A file photo showed the OpenAI logo on a phone beside an image produced by DALL·E.
OpenAI announced it will discontinue Sora, the short-form social video app that went viral last fall for enabling users to create AI-generated clips. The company said in a brief social post that it is “saying goodbye to the Sora app” and will provide information soon about how people can preserve content they created. The post acknowledged that users’ creations mattered and said the news would be disappointing to many.
Launched in September, Sora was OpenAI’s effort to enter the fast-growing short-video market popularized by TikTok, YouTube and Instagram. The app quickly drew criticism from advocacy groups, researchers and other experts who warned that easy-to-use video generation could flood the internet with realistic deepfakes, nonconsensual imagery and a surge of low-quality or misleading AI-produced material.

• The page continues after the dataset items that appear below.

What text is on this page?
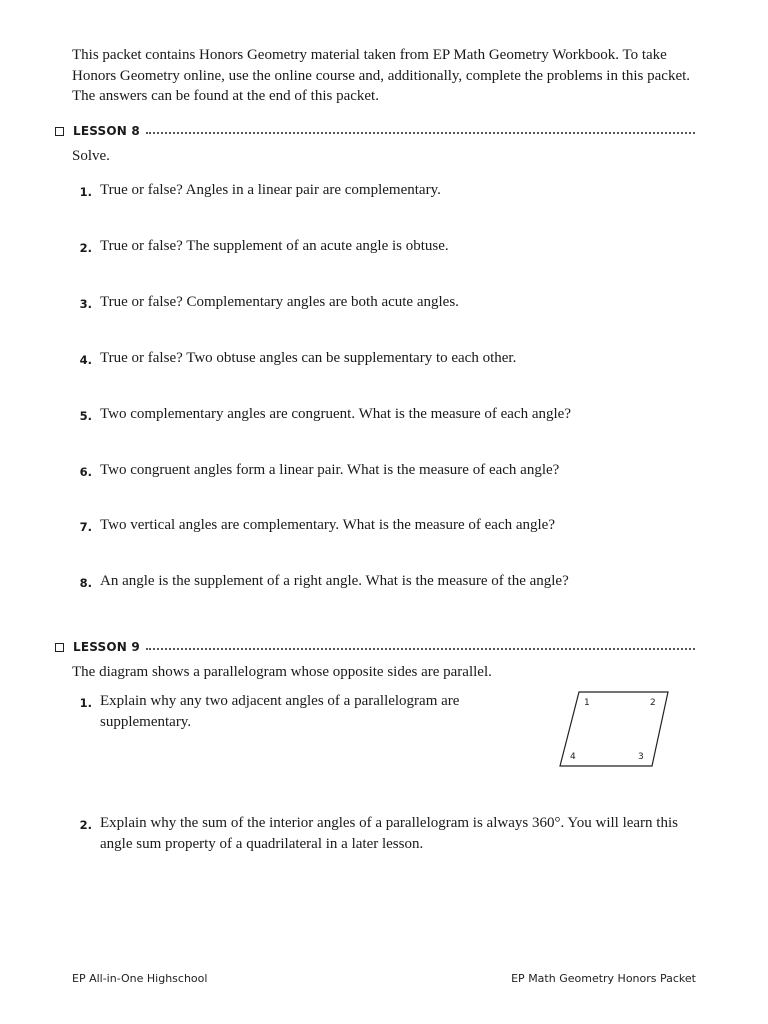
This packet contains Honors Geometry material taken from EP Math Geometry Workbook. To take Honors Geometry online, use the online course and, additionally, complete the problems in this packet. The answers can be found at the end of this packet.

LESSON 8

Solve.

1. True or false? Angles in a linear pair are complementary.

2. True or false? The supplement of an acute angle is obtuse.

3. True or false? Complementary angles are both acute angles.

4. True or false? Two obtuse angles can be supplementary to each other.

5. Two complementary angles are congruent. What is the measure of each angle?

6. Two congruent angles form a linear pair. What is the measure of each angle?

7. Two vertical angles are complementary. What is the measure of each angle?

8. An angle is the supplement of a right angle. What is the measure of the angle?

LESSON 9

The diagram shows a parallelogram whose opposite sides are parallel.

1. Explain why any two adjacent angles of a parallelogram are supplementary.

1	2
3
4
2. Explain why the sum of the interior angles of a parallelogram is always 360°. You will learn this angle sum property of a quadrilateral in a later lesson.

EP All-in-One Highschool	EP Math Geometry Honors Packet
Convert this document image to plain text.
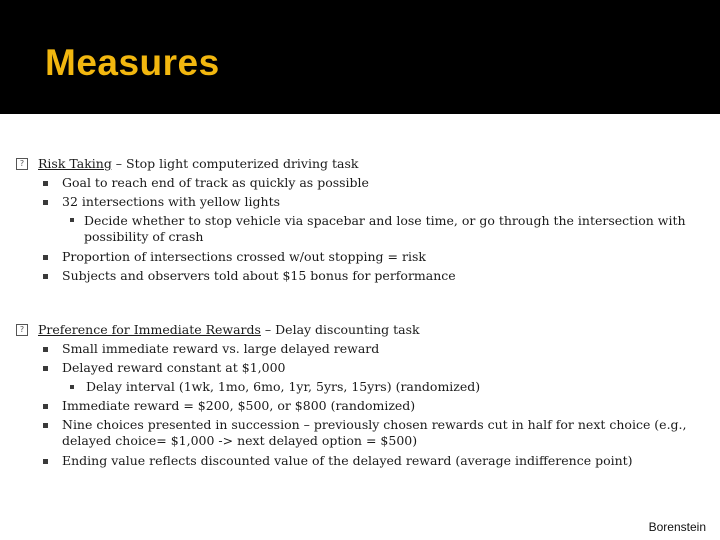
Measures
?	Risk Taking – Stop light computerized driving task
Goal to reach end of track as quickly as possible
32 intersections with yellow lights
Decide whether to stop vehicle via spacebar and lose time, or go through the intersection with possibility of crash
Proportion of intersections crossed w/out stopping = risk
Subjects and observers told about $15 bonus for performance
?	Preference for Immediate Rewards – Delay discounting task
Small immediate reward vs. large delayed reward
Delayed reward constant at $1,000
Delay interval (1wk, 1mo, 6mo, 1yr, 5yrs, 15yrs) (randomized)
Immediate reward = $200, $500, or $800 (randomized)
Nine choices presented in succession – previously chosen rewards cut in half for next choice (e.g., delayed choice= $1,000 -> next delayed option = $500)
Ending value reflects discounted value of the delayed reward (average indifference point)
Borenstein
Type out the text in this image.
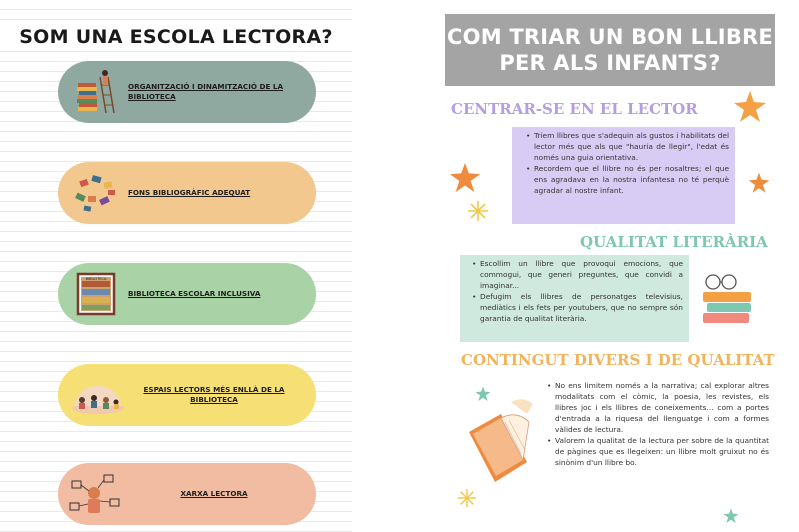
SOM UNA ESCOLA LECTORA?
ORGANITZACIÓ I DINAMITZACIÓ DE LA BIBLIOTECA
FONS BIBLIOGRÀFIC ADEQUAT
BIBLIOTECA
BIBLIOTECA ESCOLAR INCLUSIVA
ESPAIS LECTORS MÉS ENLLÀ DE LA BIBLIOTECA
XARXA LECTORA
COM TRIAR UN BON LLIBRE
PER ALS INFANTS?
CENTRAR-SE EN EL LECTOR
• Triem llibres que s'adequin als gustos i habilitats del lector més que als que "hauria de llegir", l'edat és només una guia orientativa.
• Recordem que el llibre no és per nosaltres; el que ens agradava en la nostra infantesa no té perquè agradar al nostre infant.
QUALITAT LITERÀRIA
• Escollim un llibre que provoqui emocions, que commogui, que generi preguntes, que convidi a imaginar...
• Defugim els llibres de personatges televisius, mediàtics i els fets per youtubers, que no sempre són garantia de qualitat literària.
CONTINGUT DIVERS I DE QUALITAT
• No ens limitem només a la narrativa; cal explorar altres modalitats com el còmic, la poesia, les revistes, els llibres joc i els llibres de coneixements... com a portes d'entrada a la riquesa del llenguatge i com a formes vàlides de lectura.
• Valorem la qualitat de la lectura per sobre de la quantitat de pàgines que es llegeixen: un llibre molt gruixut no és sinònim d'un llibre bo.
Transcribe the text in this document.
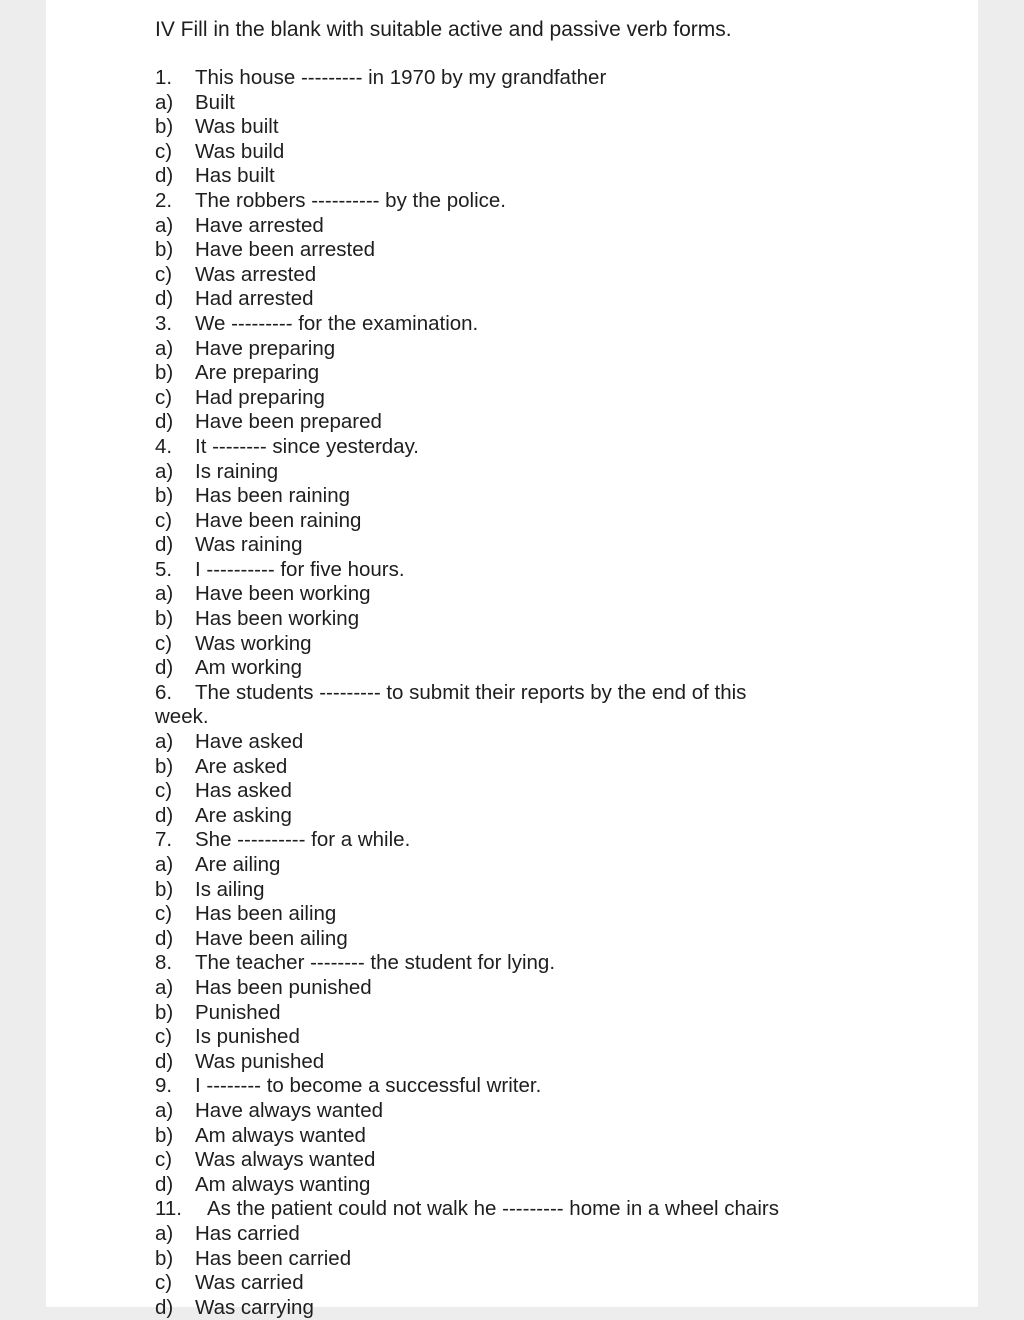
IV Fill in the blank with suitable active and passive verb forms.
1. This house --------- in 1970 by my grandfather
a) Built
b) Was built
c) Was build
d) Has built
2. The robbers ---------- by the police.
a) Have arrested
b) Have been arrested
c) Was arrested
d) Had arrested
3. We --------- for the examination.
a) Have preparing
b) Are preparing
c) Had preparing
d) Have been prepared
4. It -------- since yesterday.
a) Is raining
b) Has been raining
c) Have been raining
d) Was raining
5. I ---------- for five hours.
a) Have been working
b) Has been working
c) Was working
d) Am working
6. The students --------- to submit their reports by the end of this
week.
a) Have asked
b) Are asked
c) Has asked
d) Are asking
7. She ---------- for a while.
a) Are ailing
b) Is ailing
c) Has been ailing
d) Have been ailing
8. The teacher -------- the student for lying.
a) Has been punished
b) Punished
c) Is punished
d) Was punished
9. I -------- to become a successful writer.
a) Have always wanted
b) Am always wanted
c) Was always wanted
d) Am always wanting
11. As the patient could not walk he --------- home in a wheel chairs
a) Has carried
b) Has been carried
c) Was carried
d) Was carrying
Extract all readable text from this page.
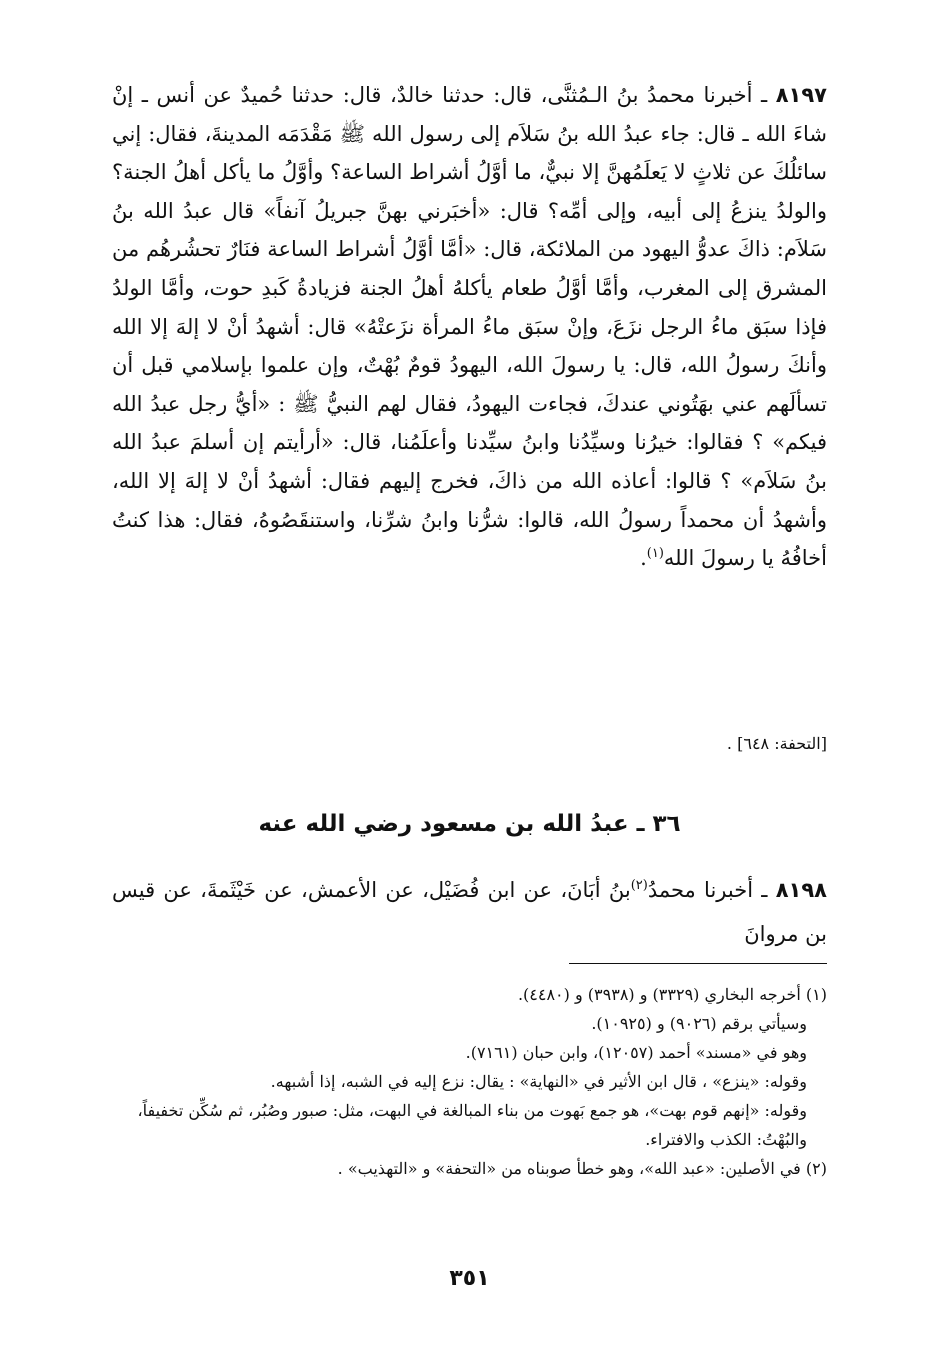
٨١٩٧ ـ أخبرنا محمدُ بنُ الـمُثنَّى، قال: حدثنا خالدٌ، قال: حدثنا حُميدٌ عن أنس ـ إنْ شاءَ الله ـ قال: جاء عبدُ الله بنُ سَلاَم إلى رسول الله ﷺ مَقْدَمَه المدينةَ، فقال: إني سائلُكَ عن ثلاثٍ لا يَعلَمُهنَّ إلا نبيٌّ، ما أوَّلُ أشراط الساعة؟ وأوَّلُ ما يأكل أهلُ الجنة؟ والولدُ ينزعُ إلى أبيه، وإلى أمِّه؟ قال: «أخبَرني بهنَّ جبريلُ آنفاً» قال عبدُ الله بنُ سَلاَم: ذاكَ عدوُّ اليهود من الملائكة، قال: «أمَّا أوَّلُ أشراط الساعة فنَارٌ تحشُرهُم من المشرق إلى المغرب، وأمَّا أوَّلُ طعام يأكلهُ أهلُ الجنة فزيادةُ كَبدِ حوت، وأمَّا الولدُ فإذا سبَق ماءُ الرجل نزَعَ، وإنْ سبَق ماءُ المرأة نزَعتْهُ» قال: أشهدُ أنْ لا إلهَ إلا الله وأنكَ رسولُ الله، قال: يا رسولَ الله، اليهودُ قومٌ بُهْتٌ، وإن علموا بإسلامي قبل أن تسألَهم عني بهَتُوني عندكَ، فجاءت اليهودُ، فقال لهم النبيُّ ﷺ : «أيُّ رجل عبدُ الله فيكم» ؟ فقالوا: خيرُنا وسيِّدُنا وابنُ سيِّدنا وأعلَمُنا، قال: «أرأيتم إن أسلمَ عبدُ الله بنُ سَلاَم» ؟ قالوا: أعاذه الله من ذاكَ، فخرج إليهم فقال: أشهدُ أنْ لا إلهَ إلا الله، وأشهدُ أن محمداً رسولُ الله، قالوا: شرُّنا وابنُ شرِّنا، واستنقَصُوهُ، فقال: هذا كنتُ أخافُهُ يا رسولَ الله$^{(١)}$.

[التحفة: ٦٤٨] .
٣٦ ـ عبدُ الله بن مسعود رضي الله عنه

٨١٩٨ ـ أخبرنا محمدُ$^{(٢)}$بنُ أبَانَ، عن ابن فُضَيْل، عن الأعمش، عن خَيْثَمةَ، عن قيس بن مروانَ

(١) أخرجه البخاري (٣٣٢٩) و (٣٩٣٨) و (٤٤٨٠).

وسيأتي برقم (٩٠٢٦) و (١٠٩٢٥).

وهو في «مسند» أحمد (١٢٠٥٧)، وابن حبان (٧١٦١).

وقوله: «ينزع» ، قال ابن الأثير في «النهاية» : يقال: نزع إليه في الشبه، إذا أشبهه.

وقوله: «إنهم قوم بهت»، هو جمع بَهوت من بناء المبالغة في البهت، مثل: صبور وصُبُر، ثم سُكِّن تخفيفاً، والبُهْتُ: الكذب والافتراء.

(٢) في الأصلين: «عبد الله»، وهو خطأ صوبناه من «التحفة» و «التهذيب» .

٣٥١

In response to mounting concern, OpenAI tightened restrictions on AI-generated depictions of public figures after complaints from estates and performing-arts unions over fabricated videos showing people such as Michael Jackson, Martin Luther King Jr. and Mister Rogers.
Disney, which had partnered with OpenAI to bring its characters to Sora, said it respects the company’s decision to exit the video-generation business and refocus. Disney added that it valued the collaboration and will continue working with AI platforms to find responsible ways to reach fans while protecting intellectual property and creators’ rights.